米国と西側同盟国は、中国人民解放軍が世界に戦略的基地網を構築する計画を進めているとの懸念を抱く。だが実際に中国が進めるのは、国有企業が海外に保有する港湾施設を軍が共用する形での拠点網の構築だ。人民解放軍自体は専用基地を望んでいる。中国の今後の動きへの疑念は捨てきれない。
カンボジアのティア・バン国防相は、6月にシンガポールで開催されたアジア安全保障会議(シャングリラ会合)の席上、欧米の国防・外交関係者に向け、中国はカンボジア国内に軍事基地など建設していないと懸命に訴えた。中国政府も同様に、中国人民解放軍は世界に基地網を展開する意図はないと主張する。
しかし、米国やその同盟国は疑いを抱く。米国務省の高官、デレク・ショレ氏は、カンボジアのタイ湾沿岸にあるリアムに中国が基地を建設中であることを、米国政府は「確信」していると述べた。「中国が軍専用の施設を手に入れようと努力している兆候が見つかっている」と、ショレ氏はインタビューで語った。
この1年の間、中国が新たな軍事基地を計画しているとする警報が、数カ月ごとに米国と同盟国の間で鳴り響いた。しかし、矛盾して聞こえるだろうが、人民解放軍の世界展開に対する恐れと、多くの基地の建設などしていないとする中国の主張は、どちらも正しいのかもしれない。
シャングリラ会合の数日前、バン国防相はリアム海軍基地改修の着工式に出席していた。工事の資金を出しているのは中国だ。
3月には中国がソロモン諸島と協議していた協定の草案の内容が報じられた。一部の欧米政府は、この協定がソロモン諸島に中国基地を建設する道を開くものと考える。
2021年には、中国に対して米国が別の疑念を抱いていることが報じられた。中国がアラブ首長国連邦(UAE)に秘密裏に軍事施設を建設している、赤道ギニアにも同様の施設を計画しているという疑念だ。
中国は、中国政府の意図に対するこうした懸念を否定する。しかし、人民解放軍は実際、拡大していく中国の国際的利益を守るためとして、重要な海上交易路に沿う「戦略支点」のネットワーク作りに着手している。
軍民共用インフラで対抗
中国の19年の国防白書は、人民解放軍の任務は貨物船の保護や海外に住む中国国民の避難も含み、軍は「海外の兵たん能力」を高めていく、と記した。
しかし人民解放軍は、軍事専用基地を世界中に何百カ所も有する米軍と違い、海外で使用する施設をほぼ、中国国有企業が所有または運営する港湾に頼っている。
米海軍大学校中国海事研究所のアイザック・カードン助教授は、次のように説明する。「たとえカンボジアとUAEと赤道ギニア(の基地)がすべて数年以内に稼働し始めたとしても、米国が持つような国際基地網の構築に人民解放軍が向かっていることにはならない。

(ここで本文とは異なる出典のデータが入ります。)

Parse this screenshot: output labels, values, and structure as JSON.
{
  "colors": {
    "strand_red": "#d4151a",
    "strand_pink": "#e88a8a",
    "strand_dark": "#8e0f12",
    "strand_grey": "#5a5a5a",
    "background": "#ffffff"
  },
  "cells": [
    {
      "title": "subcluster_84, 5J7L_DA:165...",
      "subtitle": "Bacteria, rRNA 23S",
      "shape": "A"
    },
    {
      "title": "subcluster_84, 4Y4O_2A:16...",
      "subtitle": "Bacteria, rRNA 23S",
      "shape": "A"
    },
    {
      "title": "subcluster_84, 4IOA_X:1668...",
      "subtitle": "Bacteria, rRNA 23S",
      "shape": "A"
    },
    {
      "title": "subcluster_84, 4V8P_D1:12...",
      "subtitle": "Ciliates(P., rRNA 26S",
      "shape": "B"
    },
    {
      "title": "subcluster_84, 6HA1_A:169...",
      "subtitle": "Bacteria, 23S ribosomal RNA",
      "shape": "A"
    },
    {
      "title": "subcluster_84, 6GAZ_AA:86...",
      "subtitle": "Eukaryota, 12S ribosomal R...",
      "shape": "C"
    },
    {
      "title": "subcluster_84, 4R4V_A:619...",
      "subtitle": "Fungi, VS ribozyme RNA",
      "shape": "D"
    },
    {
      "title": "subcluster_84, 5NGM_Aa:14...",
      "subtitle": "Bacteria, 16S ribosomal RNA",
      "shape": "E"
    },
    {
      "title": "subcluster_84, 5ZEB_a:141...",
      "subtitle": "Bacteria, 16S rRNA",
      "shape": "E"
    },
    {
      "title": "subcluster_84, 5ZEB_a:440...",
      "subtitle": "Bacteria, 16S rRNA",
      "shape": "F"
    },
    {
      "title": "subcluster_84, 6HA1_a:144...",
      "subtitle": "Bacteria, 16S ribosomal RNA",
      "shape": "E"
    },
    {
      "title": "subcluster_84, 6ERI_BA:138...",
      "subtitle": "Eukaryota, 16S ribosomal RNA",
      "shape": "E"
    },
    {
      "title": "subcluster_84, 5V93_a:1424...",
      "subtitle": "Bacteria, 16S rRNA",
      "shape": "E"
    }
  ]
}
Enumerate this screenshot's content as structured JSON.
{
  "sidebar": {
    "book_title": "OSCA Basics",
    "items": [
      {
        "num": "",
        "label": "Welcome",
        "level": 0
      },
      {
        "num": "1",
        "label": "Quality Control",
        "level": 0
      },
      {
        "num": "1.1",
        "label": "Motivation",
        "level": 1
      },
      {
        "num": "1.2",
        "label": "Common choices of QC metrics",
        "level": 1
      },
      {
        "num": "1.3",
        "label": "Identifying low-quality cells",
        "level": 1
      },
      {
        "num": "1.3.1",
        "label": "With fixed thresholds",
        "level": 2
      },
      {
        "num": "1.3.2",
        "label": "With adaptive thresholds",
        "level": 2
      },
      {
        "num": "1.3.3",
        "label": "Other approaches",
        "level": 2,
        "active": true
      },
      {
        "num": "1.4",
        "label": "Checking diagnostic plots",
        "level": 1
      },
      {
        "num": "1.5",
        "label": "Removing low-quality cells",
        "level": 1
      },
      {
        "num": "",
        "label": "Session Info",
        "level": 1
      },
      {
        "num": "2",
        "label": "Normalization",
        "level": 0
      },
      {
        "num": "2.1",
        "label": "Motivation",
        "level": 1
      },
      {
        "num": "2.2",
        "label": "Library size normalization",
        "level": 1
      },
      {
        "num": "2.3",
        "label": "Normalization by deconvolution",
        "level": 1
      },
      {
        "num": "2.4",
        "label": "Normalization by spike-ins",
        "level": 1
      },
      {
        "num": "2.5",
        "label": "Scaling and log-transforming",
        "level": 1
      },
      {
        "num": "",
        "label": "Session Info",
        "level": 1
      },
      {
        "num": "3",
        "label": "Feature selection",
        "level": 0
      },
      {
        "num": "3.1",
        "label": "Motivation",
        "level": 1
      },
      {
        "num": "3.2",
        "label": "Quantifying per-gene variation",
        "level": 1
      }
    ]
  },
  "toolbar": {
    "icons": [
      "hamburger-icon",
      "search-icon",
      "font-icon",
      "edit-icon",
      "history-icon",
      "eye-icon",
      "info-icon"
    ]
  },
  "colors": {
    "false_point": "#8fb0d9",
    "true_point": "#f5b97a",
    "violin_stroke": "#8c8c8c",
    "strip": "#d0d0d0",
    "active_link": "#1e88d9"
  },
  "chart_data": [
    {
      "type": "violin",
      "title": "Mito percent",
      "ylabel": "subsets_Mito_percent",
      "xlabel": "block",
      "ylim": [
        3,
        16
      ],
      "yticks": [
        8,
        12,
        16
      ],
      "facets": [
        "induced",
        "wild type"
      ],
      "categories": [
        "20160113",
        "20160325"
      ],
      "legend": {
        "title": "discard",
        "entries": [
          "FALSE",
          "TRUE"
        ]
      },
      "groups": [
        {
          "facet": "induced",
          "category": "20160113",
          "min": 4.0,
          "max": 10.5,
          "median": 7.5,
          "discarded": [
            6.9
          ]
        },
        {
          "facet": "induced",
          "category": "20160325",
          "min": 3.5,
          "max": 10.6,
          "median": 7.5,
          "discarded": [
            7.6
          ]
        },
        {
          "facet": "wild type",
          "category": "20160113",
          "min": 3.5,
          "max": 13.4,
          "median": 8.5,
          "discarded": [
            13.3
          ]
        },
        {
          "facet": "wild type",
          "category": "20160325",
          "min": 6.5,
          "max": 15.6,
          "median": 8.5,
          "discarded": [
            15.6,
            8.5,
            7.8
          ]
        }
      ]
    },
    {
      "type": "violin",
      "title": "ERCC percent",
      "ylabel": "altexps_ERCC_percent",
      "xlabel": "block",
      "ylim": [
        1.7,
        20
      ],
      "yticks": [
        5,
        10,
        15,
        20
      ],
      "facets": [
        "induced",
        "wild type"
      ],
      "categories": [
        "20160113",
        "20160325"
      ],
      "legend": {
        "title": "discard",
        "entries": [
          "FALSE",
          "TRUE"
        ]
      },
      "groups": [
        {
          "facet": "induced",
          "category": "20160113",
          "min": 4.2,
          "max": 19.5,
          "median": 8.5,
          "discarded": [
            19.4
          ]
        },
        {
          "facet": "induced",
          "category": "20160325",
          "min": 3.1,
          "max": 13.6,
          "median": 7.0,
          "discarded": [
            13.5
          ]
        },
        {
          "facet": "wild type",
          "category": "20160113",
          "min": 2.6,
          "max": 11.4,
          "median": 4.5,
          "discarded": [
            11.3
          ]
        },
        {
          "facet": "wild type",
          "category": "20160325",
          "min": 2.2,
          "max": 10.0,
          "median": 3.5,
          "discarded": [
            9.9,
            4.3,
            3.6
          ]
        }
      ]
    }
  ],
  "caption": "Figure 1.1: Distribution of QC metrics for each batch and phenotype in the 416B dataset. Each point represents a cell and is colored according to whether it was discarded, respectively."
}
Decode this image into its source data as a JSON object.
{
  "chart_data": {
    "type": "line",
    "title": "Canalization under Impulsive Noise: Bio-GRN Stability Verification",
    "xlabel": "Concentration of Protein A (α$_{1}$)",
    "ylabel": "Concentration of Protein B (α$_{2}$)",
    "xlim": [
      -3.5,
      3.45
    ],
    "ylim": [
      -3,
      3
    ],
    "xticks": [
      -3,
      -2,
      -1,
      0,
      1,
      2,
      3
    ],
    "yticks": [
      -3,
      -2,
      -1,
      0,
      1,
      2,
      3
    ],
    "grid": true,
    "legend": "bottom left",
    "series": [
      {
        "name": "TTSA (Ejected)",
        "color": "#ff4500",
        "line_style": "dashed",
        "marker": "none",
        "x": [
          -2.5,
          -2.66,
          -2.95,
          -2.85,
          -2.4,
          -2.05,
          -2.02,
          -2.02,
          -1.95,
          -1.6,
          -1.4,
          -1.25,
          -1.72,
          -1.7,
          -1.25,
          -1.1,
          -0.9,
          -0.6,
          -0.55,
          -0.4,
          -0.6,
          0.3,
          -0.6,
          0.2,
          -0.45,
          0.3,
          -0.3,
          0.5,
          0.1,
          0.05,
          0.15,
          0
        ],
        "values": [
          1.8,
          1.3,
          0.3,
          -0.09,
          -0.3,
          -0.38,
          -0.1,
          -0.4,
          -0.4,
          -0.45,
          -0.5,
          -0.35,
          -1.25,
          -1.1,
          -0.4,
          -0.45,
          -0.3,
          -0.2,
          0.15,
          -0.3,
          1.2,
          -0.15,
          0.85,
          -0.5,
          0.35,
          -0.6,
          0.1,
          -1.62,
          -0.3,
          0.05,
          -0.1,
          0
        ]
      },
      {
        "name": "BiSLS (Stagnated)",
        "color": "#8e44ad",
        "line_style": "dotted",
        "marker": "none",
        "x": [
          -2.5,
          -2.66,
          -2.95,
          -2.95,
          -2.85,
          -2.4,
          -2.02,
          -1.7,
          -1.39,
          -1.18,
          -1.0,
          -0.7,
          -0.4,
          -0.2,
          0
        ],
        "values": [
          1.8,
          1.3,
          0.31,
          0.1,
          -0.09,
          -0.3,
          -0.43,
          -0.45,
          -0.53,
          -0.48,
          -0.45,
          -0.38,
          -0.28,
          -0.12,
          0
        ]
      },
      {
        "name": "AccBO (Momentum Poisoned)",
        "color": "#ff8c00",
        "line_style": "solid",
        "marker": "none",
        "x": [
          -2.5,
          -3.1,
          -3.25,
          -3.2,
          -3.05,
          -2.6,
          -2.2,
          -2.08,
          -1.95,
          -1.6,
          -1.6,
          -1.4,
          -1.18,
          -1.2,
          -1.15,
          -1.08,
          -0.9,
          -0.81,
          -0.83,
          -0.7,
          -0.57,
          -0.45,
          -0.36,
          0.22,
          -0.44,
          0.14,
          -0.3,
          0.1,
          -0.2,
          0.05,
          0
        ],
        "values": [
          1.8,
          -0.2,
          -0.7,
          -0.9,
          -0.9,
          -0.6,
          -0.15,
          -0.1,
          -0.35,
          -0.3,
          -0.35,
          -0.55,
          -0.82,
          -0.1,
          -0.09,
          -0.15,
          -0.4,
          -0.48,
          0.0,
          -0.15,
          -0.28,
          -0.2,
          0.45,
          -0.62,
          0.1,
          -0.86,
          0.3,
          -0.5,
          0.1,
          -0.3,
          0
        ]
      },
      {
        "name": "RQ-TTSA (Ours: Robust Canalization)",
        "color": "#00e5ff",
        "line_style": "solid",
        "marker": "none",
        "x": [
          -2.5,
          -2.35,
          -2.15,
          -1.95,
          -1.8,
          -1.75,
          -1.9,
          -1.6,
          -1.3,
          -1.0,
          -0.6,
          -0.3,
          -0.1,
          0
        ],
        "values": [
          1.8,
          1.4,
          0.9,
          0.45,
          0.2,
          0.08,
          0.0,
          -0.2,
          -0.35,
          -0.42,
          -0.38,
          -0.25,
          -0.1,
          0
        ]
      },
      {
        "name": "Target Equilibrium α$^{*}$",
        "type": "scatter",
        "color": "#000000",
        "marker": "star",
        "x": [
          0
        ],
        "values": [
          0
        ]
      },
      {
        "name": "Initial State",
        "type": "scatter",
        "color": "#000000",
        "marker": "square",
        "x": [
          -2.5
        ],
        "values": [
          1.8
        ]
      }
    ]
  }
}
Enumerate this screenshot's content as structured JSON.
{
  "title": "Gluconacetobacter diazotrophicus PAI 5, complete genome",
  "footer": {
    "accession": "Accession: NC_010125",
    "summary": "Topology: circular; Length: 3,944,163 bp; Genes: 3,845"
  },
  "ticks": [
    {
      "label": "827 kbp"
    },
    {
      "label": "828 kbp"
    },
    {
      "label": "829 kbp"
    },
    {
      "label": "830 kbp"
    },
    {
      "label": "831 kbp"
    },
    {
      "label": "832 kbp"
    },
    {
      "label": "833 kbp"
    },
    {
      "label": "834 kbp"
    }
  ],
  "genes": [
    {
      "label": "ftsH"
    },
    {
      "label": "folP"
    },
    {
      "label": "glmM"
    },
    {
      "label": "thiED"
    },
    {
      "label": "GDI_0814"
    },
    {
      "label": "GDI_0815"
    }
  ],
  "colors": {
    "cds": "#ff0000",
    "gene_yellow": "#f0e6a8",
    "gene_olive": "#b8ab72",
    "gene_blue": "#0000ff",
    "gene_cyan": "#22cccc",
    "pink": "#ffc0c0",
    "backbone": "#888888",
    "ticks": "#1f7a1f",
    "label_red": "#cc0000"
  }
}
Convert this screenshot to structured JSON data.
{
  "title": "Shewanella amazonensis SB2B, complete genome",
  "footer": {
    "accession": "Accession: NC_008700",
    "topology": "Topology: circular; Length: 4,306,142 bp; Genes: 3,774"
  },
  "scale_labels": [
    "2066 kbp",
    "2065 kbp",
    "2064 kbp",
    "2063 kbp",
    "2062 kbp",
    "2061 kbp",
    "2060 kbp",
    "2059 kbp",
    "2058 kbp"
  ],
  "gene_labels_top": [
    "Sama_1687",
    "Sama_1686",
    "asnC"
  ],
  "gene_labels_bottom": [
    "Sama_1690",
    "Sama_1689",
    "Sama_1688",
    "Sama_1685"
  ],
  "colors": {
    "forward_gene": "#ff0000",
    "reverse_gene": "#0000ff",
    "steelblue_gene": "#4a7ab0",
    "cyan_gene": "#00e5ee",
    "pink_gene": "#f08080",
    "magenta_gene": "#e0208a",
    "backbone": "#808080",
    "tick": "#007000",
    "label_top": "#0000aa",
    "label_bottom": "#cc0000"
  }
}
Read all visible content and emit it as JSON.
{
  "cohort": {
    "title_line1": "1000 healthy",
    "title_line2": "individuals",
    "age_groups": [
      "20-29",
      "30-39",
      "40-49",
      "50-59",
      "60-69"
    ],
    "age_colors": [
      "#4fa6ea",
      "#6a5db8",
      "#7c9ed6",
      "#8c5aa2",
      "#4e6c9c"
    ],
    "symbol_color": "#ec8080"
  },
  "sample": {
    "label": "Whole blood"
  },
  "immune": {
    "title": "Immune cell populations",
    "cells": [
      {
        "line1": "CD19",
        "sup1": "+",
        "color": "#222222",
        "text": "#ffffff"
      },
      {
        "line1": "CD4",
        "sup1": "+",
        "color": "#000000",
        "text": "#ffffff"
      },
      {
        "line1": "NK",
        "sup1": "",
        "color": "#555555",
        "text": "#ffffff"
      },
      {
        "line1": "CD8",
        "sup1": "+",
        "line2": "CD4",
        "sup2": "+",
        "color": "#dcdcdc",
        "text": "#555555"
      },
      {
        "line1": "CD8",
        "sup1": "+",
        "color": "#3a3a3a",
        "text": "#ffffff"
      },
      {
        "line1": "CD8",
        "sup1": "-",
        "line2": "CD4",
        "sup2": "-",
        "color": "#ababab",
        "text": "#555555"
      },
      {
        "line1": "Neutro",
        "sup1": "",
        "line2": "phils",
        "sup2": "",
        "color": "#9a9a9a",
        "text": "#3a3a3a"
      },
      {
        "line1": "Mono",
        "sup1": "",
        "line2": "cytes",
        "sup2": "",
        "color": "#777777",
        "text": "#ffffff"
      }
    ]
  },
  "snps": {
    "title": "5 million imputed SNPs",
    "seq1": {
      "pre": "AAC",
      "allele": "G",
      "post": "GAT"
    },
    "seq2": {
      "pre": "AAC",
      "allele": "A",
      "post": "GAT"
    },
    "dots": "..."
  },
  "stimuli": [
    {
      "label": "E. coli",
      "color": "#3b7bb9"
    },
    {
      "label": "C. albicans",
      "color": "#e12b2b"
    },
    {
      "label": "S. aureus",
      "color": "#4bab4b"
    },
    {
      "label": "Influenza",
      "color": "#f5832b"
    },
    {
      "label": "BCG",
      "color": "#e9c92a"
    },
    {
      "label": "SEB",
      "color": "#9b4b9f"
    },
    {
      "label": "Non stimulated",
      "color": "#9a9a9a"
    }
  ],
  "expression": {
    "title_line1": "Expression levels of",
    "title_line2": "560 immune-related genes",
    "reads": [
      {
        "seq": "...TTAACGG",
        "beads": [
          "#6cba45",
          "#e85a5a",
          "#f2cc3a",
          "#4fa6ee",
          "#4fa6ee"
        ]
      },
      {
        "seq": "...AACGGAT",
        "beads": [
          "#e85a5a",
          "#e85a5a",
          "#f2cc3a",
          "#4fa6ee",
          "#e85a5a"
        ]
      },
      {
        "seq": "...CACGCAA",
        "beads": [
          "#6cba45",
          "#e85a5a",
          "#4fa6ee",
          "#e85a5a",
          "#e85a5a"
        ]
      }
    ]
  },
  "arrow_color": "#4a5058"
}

米国は世界大戦を戦い、冷戦下でその地位を維持してきた。中国は(米国と異なり)海外での軍事的プレゼンスを築き始めたばかりで、そのために自らが世界に持つ経済的足場を活用しようとしている」
カードン助教授らが4月に公表した報告書によると、中国企業が少なくとも1つの港湾ターミナルを所有または運用する港は、世界53カ国に96カ所ある。この港湾インフラのネットワークは、急速に人民解放軍の海洋作戦の柱となりつつある。
この報告書によれば、これらの港の3分の1で、人民解放軍海軍の艦船が補給や海軍外交を求めたという。艦船が保守整備を行った港が9カ所、所在国との合同演習のために寄港した港が69カ所、乾ドックで修理を行った港は47カ所に上る。
このような港湾インフラの軍民共用モデルにより、中国は海外での経済インフラの強みを生かして、米国の強力な同盟ネットワークに対抗しているのだ。
中国のある軍事研究者は「米国は同盟国の領土に基地を建設してきた。我々はブロックを作って相手方に対抗するやり方には反対なので、そのようなことをしない」と語った。この研究者は、この問題について論じる権限が与えられていないという理由で、匿名を求めた。
「我々のモデルは開発に焦点を当てている。海外でそうした開発を保護することは、今では軍の任務の一部となっている。その開発の成果をこの任務の達成のために利用することもできる」と、この研究者は続けた。